How it compares

mlx-bun stands on the shoulders of two projects, and credits them as both inspirations and correctness oracles:

mlx-lm — Apple’s MLX language-model library: a broad, mature toolkit for running, training, quantizing, and serving LLMs on Apple Silicon, across many model architectures. Its bf16 logits are mlx-bun’s L1 parity oracle.
mlx-optiq — a full quantize / fine-tune / serve suite built on top of that, with sensitivity-based mixed-precision quantization, quantized-KV attention, a vision sidecar, and more. Its quantized outputs are mlx-bun’s L2 parity oracle.
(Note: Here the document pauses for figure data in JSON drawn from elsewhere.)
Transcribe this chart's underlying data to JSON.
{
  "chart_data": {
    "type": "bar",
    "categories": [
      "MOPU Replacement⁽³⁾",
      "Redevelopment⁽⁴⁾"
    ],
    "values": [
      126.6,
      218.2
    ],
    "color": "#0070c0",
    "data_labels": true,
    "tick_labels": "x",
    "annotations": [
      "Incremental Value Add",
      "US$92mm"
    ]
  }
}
Both do far more than mlx-bun, and they’re the projects to reach for when you want breadth — more model families, training at scale, and capabilities well beyond mlx-bun’s. For what they offer, their docs are the source of truth. mlx-bun isn’t competing on features; it’s a faithful, narrow reimplementation of a slice of what they do, in a different runtime.

What mlx-bun is

A Bun/TypeScript-native serving and library layer that runs a few model families on Apple Silicon with no Python — shippable as a single signed, notarized binary.
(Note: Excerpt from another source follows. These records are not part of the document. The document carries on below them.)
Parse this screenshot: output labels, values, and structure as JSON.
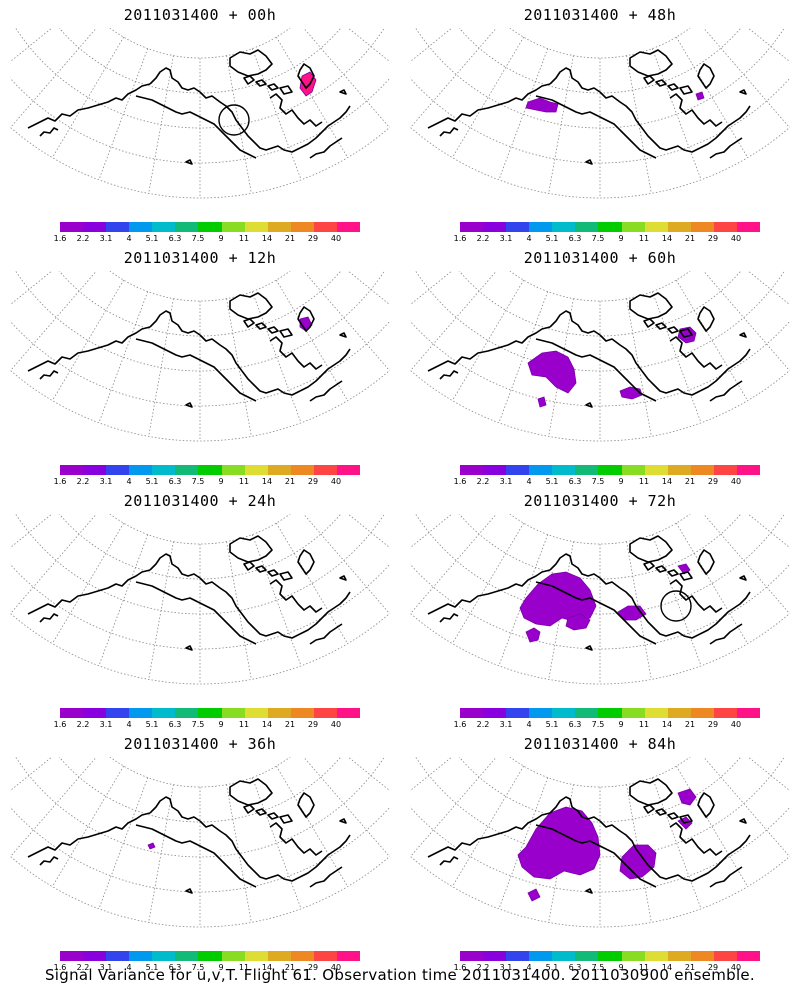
{
  "colorbar": {
    "colors": [
      "#9900cc",
      "#8800dd",
      "#3344ee",
      "#0099ee",
      "#00bbcc",
      "#11bb77",
      "#00cc00",
      "#88dd22",
      "#dddd33",
      "#ddaa22",
      "#ee8822",
      "#ff4444",
      "#ff1188"
    ],
    "ticks": [
      "1.6",
      "2.2",
      "3.1",
      "4",
      "5.1",
      "6.3",
      "7.5",
      "9",
      "11",
      "14",
      "21",
      "29",
      "40"
    ]
  },
  "panels": [
    {
      "title": "2011031400 + 00h",
      "blobs": "t0",
      "circle": true
    },
    {
      "title": "2011031400 + 48h",
      "blobs": "t48",
      "circle": false
    },
    {
      "title": "2011031400 + 12h",
      "blobs": "t12",
      "circle": false
    },
    {
      "title": "2011031400 + 60h",
      "blobs": "t60",
      "circle": false
    },
    {
      "title": "2011031400 + 24h",
      "blobs": "t24",
      "circle": false
    },
    {
      "title": "2011031400 + 72h",
      "blobs": "t72",
      "circle": true
    },
    {
      "title": "2011031400 + 36h",
      "blobs": "t36",
      "circle": false
    },
    {
      "title": "2011031400 + 84h",
      "blobs": "t84",
      "circle": false
    }
  ],
  "footer": "Signal Variance for u,v,T. Flight 61. Observation time 2011031400. 2011030900 ensemble."
}
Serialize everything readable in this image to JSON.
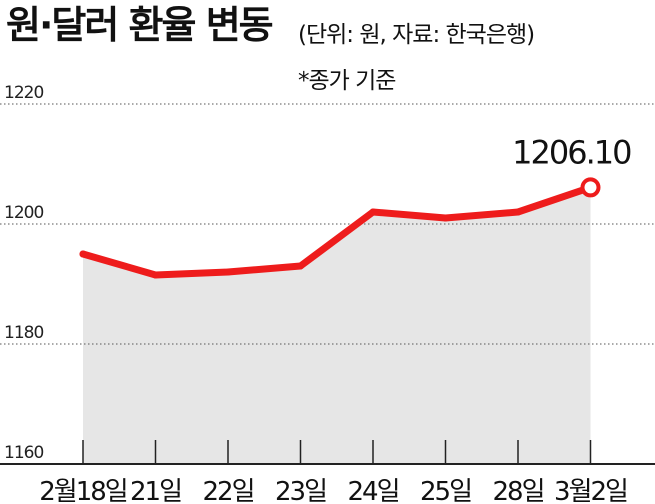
{
  "chart_data": {
    "type": "line",
    "title": "원·달러 환율 변동",
    "subtitle": "(단위: 원, 자료: 한국은행)",
    "note": "*종가 기준",
    "categories": [
      "2월18일",
      "21일",
      "22일",
      "23일",
      "24일",
      "25일",
      "28일",
      "3월2일"
    ],
    "series": [
      {
        "values": [
          1195.0,
          1191.5,
          1192.0,
          1193.0,
          1202.0,
          1201.0,
          1202.0,
          1206.1
        ]
      }
    ],
    "data_labels": [
      {
        "category": "3월2일",
        "text": "1206.10"
      }
    ],
    "y_ticks": [
      "1220",
      "1200",
      "1180",
      "1160"
    ],
    "ylim": [
      1160,
      1220
    ],
    "grid": "horizontal dotted",
    "colors": {
      "line": "#ee1c1c",
      "area": "#e6e6e6",
      "marker_fill": "#ffffff"
    }
  }
}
It’s both a library you import and an HTTP server speaking the OpenAI, Anthropic, and OpenAI Responses protocols, with tool calling, vision input on Gemma-4, a byte-capped prompt cache, per-request LoRA hot-swap, quantized and mixed-precision KV, and memory admission control. It can also create quantized models and do LoRA fine-tuning, including a segmented backward pass that keeps long-context training within tight memory.
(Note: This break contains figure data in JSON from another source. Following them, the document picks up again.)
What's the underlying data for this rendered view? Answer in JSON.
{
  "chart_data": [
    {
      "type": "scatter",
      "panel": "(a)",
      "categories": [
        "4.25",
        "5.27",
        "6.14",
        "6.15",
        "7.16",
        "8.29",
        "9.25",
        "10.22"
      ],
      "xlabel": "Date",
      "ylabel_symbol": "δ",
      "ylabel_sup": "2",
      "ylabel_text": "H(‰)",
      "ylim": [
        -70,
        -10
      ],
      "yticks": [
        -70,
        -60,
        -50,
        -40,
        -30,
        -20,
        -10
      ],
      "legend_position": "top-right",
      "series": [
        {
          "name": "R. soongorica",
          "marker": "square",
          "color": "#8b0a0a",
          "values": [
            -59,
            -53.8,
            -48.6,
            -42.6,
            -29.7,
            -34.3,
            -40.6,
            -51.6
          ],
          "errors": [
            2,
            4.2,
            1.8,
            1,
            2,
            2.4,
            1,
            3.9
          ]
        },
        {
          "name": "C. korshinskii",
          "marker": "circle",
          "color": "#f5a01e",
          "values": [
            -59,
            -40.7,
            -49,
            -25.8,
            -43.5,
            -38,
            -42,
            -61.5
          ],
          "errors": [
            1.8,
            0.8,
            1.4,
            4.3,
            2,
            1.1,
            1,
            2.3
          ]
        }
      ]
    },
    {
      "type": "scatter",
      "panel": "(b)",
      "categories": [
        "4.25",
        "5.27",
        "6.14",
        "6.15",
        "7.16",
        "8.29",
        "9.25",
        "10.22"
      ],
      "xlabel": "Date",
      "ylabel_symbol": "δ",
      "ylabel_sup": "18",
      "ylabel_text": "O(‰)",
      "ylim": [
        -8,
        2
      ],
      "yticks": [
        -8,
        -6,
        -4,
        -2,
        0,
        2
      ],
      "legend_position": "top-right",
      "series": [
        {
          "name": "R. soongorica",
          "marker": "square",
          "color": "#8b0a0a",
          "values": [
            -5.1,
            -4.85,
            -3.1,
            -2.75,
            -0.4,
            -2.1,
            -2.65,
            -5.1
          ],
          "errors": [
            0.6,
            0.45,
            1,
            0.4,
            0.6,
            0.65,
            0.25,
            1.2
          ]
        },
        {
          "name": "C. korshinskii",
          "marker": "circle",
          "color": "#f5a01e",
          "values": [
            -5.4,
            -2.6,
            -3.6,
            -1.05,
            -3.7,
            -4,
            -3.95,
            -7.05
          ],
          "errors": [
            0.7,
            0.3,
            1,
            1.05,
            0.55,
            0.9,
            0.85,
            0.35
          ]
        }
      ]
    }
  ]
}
The supported families are deliberately few — Gemma-4 (e2b/e4b/12B/26B-A4B MoE), MiniCPM5, and Qwen3.5 — because the whole point is holding each one bit-for-bit faithful to the references, which takes a hand-ported op composition per architecture. See Choosing a model.

What it doesn’t do (yet)

Honestly, and about mlx-bun specifically:

Broad model coverage — it’s a handful of families, not the dozens mlx-lm supports. Adding one is real work (parity, per-architecture).
Batched training — the SFT loss and backward run per-row (B=1). It batches data loading and the forward prefill, but not true B>1 training.
Pixel-exact vision — vision features are ~1% off the reference (greedy-faithful, sufficient for agent tasks), not yet fully bit-exact.

For any of these, mlx-lm and mlx-optiq are the right tools — and mlx-bun stays faithful to both by design.

Parity: what’s bit-exact, and to what

This is the axis mlx-bun is built around. “Bit-exact” means identical token IDs and logits to the reference — not “close.”

The key thing to understand: mlx-bun has two reference-faithful modes, and you run one at a time — it does not claim to match both at once.

bf16 KV matches mlx-lm bit-for-bit (the L1 oracle).
optiq mixed-precision KV matches mlx-optiq bit-for-bit (the L2 oracle). This is the typical quantized setup — and because quantizing the KV cache is a genuinely different computation, it is not bit-exact to mlx-lm’s bf16. That’s by design, not a regression: in this mode optiq is the reference, not mlx-lm.

So read the table per column — in each mode, mlx-bun reproduces that mode’s oracle exactly:

Model family	bf16 KV → vs mlx-lm (L1)	mixed-precision KV → vs mlx-optiq (L2)
MiniCPM5-1B	✅ bit-exact logits	✅ bit-exact
Gemma-4-12B	✅ bit-exact logits	✅ bit-exact
Gemma-4-e4b	✅ bit-exact logits	✅ bit-exact
Gemma-4-26B-A4B (MoE)	✅ bit-exact logits	✅ bit-exact
Qwen3.5 (dense)	✅ bit-exact logits	✅ bit-exact
Vision (SigLIP, e4b)	—	⚠️ ~1% RMSE (greedy-faithful, not yet bit-exact)

Every shipped lever stays inside one of these two guarantees: --kv-quant config selects the L2 composition, and the kill switches (--compiled-decode, --compiled-activations, --fused-sdpa) are bit-exact A/B toggles within a tier, not fidelity trades. Output-changing experiments live in the Lab — env-flag gated, off by default, kept only until one beats the L1 baseline in a paired A/B. See Correctness.